9

I'm trying to automate a process that at some point needs to draw samples from a truncated multivariate normal. That is, it's a normal multivariate normal distribution (i.e. Gaussian) but the variables are constrained to a cuboid. My given inputs are the mean and covariance of the full multivariate normal but I need samples in my box.

Up to now, I'd just been rejecting samples outside the box and resampling as necessary, but I'm starting to find that my process sometimes gives me (a) large covariances and (b) means that are close to the edges. These two events conspire against the speed of my system.

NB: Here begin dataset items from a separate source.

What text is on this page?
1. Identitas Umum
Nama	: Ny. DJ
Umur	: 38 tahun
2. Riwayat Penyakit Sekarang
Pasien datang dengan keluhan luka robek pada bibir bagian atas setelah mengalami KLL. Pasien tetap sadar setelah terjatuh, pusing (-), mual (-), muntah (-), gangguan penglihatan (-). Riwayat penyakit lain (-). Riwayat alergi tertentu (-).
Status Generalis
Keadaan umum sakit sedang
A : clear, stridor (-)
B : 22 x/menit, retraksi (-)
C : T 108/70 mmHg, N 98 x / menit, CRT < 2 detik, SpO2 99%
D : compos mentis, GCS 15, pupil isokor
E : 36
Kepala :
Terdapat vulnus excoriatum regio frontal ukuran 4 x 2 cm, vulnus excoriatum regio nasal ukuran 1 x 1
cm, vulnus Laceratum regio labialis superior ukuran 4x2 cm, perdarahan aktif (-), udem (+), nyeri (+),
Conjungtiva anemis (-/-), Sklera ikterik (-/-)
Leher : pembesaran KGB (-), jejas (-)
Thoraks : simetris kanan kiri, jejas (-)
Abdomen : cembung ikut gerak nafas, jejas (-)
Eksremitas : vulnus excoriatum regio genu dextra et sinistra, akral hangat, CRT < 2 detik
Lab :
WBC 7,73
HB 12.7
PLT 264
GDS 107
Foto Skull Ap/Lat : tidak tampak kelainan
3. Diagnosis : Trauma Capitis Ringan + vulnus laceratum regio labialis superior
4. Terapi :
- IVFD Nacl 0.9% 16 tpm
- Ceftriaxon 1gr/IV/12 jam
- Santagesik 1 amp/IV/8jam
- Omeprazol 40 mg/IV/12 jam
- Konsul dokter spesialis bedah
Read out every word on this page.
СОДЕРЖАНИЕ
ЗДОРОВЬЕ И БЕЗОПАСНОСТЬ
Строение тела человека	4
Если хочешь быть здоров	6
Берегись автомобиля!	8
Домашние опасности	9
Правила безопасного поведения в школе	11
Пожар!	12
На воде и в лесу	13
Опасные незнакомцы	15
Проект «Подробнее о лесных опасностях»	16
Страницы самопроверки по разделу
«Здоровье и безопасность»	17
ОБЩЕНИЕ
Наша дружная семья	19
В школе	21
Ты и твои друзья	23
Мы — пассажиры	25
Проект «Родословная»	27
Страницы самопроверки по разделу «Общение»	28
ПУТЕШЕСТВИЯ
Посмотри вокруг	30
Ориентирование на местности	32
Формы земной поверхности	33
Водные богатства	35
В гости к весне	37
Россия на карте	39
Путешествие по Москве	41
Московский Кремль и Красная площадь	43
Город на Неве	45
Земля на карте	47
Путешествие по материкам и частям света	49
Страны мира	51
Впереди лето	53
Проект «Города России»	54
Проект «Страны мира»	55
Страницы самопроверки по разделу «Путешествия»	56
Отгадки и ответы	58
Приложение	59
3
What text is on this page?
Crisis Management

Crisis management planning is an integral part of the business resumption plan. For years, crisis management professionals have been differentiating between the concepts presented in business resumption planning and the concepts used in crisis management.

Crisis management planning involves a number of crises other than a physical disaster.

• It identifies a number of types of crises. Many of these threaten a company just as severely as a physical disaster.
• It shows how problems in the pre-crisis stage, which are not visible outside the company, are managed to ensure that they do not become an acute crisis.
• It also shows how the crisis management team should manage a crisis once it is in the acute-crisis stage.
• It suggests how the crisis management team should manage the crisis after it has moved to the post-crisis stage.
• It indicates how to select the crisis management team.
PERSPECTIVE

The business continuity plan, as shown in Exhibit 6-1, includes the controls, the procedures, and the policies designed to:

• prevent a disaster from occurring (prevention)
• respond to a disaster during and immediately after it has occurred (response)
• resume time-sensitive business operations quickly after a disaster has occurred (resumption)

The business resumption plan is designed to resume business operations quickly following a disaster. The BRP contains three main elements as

So what I'd like to do is sample the distribution correctly in the first place. Googling led only to this discussion or the truncnorm distribution in scipy.stats. The former is inconclusive and the latter seems to be for one variable. Is there any native multivariate truncated normal? And is it going to be any better than rejecting samples, or should I do something smarter?

I'm going to start working on my own solution, which would be to rotate the untruncated Gaussian to it's principal axes (with an SVD decomposition or something), use a product of truncated Gaussians to sample the distribution, then rotate that sample back, and reject/resample as necessary. If the truncated sampling is more efficient, I think this should sample the desired distribution faster.

Warrick
  • 697
  • 10
  • 19

5 Answers5

7

So, according to the Wikipedia article, sampling a multivariate truncated normal distribution (MTND) is more difficult. I ended up taking a relatively easy way out and using an MCMC sampler to relax an initial guess towards the MTND as follows.

I used emcee to do the MCMC work. I find this package phenomenally easy-to-use. It only requires a function that returns the log-probability of the desired distribution. So I defined this function

from numpy.linalg import inv

def lnprob_trunc_norm(x, mean, bounds, C):
    if np.any(x < bounds[:,0]) or np.any(x > bounds[:,1]):
        return -np.inf
    else:
        return -0.5*(x-mean).dot(inv(C)).dot(x-mean)

Here, C is the covariance matrix of the multivariate normal. Then, you can run something like

S = emcee.EnsembleSampler(Nwalkers, Ndim, lnprob_trunc_norm, args = (mean, bounds, C))

pos, prob, state = S.run_mcmc(pos, Nsteps)

for given mean, bounds and C. You need an initial guess for the walkers' positions pos, which could be a ball around the mean,

pos = emcee.utils.sample_ball(mean, np.sqrt(np.diag(C)), size=Nwalkers)

or sampled from an untruncated multivariate normal,

pos = numpy.random.multivariate_normal(mean, C, size=Nwalkers)

and so on. I personally do several thousand steps of sample discarding first, because it's fast, then force the remaining outliers back within the bounds, then run the MCMC sampling.

The number of steps for convergence is up to you.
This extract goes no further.